Hospitals go dark digitally
In the end, the hospital did not pay the ransom. The leader decided to disconnect after the attack, evaluate it, and then rebuild it. This meant taking some critical systems offline. This has upended normal operations in various departments.
Emergency departments had to divert ambulances carrying sick patients to other hospitals because staff could not access the patient’s medical records.
In maternity wards, newborns usually wear safety bracelets on their little legs to prevent unauthorized adults from moving them or leaving the maternity ward. When that tracking system went dark, staff had to physically guard the unit door.
Farrah Usley/WFYI
During one birth, a nurse had difficulty communicating with an Afghan refugee who had come from a nearby garrison to give birth. The remote translation service they normally use has been rendered inaccessible due to a cyberattack.
“Stressed nurses used Google Translate to communicate with women in labour,” says Stacey Hummel, manager of obstetrics. “It was crazy”
Hummel said it was the most difficult challenge he had ever faced in his 24 years of experience, even worse than COVID. As cyberattacks unfolded, her nursing team prayed, “Don’t turn off the fetal monitor.” And they did.
Clinical staff were suddenly unable to receive digital notifications outside the delivery room. This is a reminder to help monitor her vital signs of a woman in labor and her fetus. This meant that important data points like dangerously low heart rate and high blood pressure could be overlooked.
“When that happened, we had to have nurses in every room,” says Hummel. “So it was a staffing nightmare because you have to stand there and look at the monitor.”
At the time, there was a nationwide shortage of nurses and the labor costs were high, making it difficult to increase the number of staff.
Farrah Usley/WFYI
Hospital billing departments were also crippled. For months, they have been unable to timely claim their insurance plan payments.
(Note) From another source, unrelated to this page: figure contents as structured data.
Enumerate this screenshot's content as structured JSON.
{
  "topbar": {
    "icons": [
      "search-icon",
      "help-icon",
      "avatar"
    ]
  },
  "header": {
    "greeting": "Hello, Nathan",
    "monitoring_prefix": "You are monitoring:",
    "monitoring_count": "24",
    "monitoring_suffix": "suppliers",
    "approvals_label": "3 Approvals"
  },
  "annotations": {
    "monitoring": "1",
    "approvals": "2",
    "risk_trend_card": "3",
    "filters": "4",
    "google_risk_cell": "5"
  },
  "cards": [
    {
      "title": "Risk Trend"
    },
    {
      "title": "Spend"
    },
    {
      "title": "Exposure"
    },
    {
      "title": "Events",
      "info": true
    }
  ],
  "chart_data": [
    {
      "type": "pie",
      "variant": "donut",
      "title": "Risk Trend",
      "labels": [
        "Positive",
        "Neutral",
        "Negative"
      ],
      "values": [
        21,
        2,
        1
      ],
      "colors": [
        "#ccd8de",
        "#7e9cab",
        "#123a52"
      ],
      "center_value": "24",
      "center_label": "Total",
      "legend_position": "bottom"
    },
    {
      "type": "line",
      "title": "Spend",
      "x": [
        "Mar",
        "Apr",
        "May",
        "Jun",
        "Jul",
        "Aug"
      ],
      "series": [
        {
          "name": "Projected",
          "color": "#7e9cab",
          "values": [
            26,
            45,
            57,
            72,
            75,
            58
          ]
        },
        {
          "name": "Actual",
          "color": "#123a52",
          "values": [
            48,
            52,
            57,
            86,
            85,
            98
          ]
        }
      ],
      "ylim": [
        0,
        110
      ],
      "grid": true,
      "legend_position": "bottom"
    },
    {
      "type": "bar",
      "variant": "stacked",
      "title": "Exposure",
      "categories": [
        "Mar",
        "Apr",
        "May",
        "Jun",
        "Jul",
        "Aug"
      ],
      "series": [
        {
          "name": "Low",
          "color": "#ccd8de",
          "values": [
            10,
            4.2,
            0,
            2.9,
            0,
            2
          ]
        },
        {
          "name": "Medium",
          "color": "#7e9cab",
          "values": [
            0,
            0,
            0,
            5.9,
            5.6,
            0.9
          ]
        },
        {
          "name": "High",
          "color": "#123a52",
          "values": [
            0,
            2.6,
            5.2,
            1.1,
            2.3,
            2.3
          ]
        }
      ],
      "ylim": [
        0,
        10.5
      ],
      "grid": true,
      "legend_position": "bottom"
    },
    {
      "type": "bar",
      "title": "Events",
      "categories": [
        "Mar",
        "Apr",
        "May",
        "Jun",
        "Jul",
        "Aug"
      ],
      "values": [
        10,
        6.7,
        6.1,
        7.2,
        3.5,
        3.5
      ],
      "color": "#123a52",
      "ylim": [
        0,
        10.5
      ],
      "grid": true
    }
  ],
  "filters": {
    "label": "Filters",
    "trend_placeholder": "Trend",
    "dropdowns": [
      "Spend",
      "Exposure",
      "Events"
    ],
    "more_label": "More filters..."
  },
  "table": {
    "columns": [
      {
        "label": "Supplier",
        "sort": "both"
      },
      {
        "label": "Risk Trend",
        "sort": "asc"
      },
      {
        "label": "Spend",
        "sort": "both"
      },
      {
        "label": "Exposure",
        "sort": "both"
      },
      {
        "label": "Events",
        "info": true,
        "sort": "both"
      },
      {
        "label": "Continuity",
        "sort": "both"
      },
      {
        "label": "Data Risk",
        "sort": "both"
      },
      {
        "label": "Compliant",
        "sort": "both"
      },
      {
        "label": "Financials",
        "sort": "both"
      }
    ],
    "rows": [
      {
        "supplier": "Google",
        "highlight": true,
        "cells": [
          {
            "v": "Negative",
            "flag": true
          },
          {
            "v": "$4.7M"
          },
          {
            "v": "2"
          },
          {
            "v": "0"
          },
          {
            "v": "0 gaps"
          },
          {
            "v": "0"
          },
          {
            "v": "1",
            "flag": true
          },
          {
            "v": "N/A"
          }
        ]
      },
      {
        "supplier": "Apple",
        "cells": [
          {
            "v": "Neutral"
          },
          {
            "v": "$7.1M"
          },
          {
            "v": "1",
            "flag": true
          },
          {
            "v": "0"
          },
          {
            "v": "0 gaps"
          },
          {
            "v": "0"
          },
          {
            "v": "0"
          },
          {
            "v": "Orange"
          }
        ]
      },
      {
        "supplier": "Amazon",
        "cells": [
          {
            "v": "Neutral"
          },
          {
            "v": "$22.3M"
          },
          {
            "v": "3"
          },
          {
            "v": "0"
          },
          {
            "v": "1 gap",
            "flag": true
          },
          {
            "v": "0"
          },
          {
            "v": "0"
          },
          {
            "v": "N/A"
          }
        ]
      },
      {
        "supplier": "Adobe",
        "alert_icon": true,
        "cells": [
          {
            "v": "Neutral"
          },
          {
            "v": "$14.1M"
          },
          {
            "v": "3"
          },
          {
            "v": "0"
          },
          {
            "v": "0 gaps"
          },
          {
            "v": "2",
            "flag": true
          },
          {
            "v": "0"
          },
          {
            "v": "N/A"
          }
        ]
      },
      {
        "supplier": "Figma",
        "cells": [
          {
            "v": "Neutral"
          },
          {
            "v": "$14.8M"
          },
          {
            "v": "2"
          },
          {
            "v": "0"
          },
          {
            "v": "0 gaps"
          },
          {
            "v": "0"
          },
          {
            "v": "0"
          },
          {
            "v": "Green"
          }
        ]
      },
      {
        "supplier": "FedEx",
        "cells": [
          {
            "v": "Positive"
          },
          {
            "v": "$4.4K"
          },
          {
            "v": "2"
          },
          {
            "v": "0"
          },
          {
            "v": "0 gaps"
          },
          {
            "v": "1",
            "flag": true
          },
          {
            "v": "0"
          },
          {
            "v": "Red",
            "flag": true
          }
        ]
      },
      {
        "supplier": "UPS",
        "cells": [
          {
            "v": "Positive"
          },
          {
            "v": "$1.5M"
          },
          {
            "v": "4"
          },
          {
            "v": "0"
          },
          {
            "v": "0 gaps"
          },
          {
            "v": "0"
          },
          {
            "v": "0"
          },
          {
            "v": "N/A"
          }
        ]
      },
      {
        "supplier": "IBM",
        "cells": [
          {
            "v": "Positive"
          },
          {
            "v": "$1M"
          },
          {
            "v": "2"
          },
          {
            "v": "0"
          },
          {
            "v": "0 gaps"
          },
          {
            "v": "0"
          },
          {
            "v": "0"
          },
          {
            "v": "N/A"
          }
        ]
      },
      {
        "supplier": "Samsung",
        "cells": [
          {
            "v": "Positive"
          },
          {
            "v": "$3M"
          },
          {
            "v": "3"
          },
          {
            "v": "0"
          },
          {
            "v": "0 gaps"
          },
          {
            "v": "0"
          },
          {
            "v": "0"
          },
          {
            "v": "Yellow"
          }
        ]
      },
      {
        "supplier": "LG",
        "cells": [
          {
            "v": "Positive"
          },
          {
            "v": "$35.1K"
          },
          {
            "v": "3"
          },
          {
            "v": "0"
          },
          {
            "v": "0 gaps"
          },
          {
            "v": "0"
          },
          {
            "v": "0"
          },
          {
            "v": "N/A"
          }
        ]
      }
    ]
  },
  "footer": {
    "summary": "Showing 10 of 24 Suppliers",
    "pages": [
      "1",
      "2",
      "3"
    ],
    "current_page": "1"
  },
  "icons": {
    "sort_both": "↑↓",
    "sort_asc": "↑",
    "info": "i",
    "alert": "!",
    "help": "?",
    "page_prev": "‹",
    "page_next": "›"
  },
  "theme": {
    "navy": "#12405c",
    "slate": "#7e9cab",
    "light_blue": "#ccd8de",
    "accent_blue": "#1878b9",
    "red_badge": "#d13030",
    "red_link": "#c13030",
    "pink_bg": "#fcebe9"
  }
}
A report from IBM estimates that cyberattacks on hospitals cost an average of $10 million per incident, excluding ransom payments. This is the highest amount of any industry.
For this reason, hospital leaders say cyberattacks pose a significant threat to the viability of hospitals across the country, especially those that are struggling financially and in smaller rural areas.
Inadequate cyber insurance
According to Riggi of the American Hospital Association, cyber insurance has become an important part of hospital budgets. However, some financial institutions are aware that insurance coverage is not all-inclusive, and they have to pay out millions of dollars in damages even after being attacked.
At the same time, insurance premiums can skyrocket after a cyberattack.
“Governments can certainly help in the area of cyber insurance. A national cyber insurance fund could be established,” said Riggi. Say.
The federal government is taking steps to address the threat of cyberattacks on critical infrastructure. This includes training and awareness campaigns by federal cybersecurity and infrastructure security agencies. The FBI has taken down several ransomware groups, including “Hive,” the group behind the attack on the Johnson Memorial.
Today, the Johnson Memorial is operational again. But it took him nearly six months to resume nearly normal operations, according to Rick Kester, the hospital’s chief operating officer.
“We … worked 12, 14 hours every day in October,” says Kester.
Hospitals are still dealing with some ongoing costs. Its revenue cycle has yet to fully recover, and a cyberattack insurance claim filed nearly two years ago has yet to be paid, he said. Annual premiums for hospitals have increased by 60% since the incident.
“This is an incredible increase in costs over the last three or four years, and it can be even more frustrating when claims aren’t paid,” he says. “We are investing so much in cybersecurity right now that we don’t know how much a small hospital can afford. [to operate] longer. “
This story comes from a health reporting partnership with NPR. side effects public media and KFF Health News.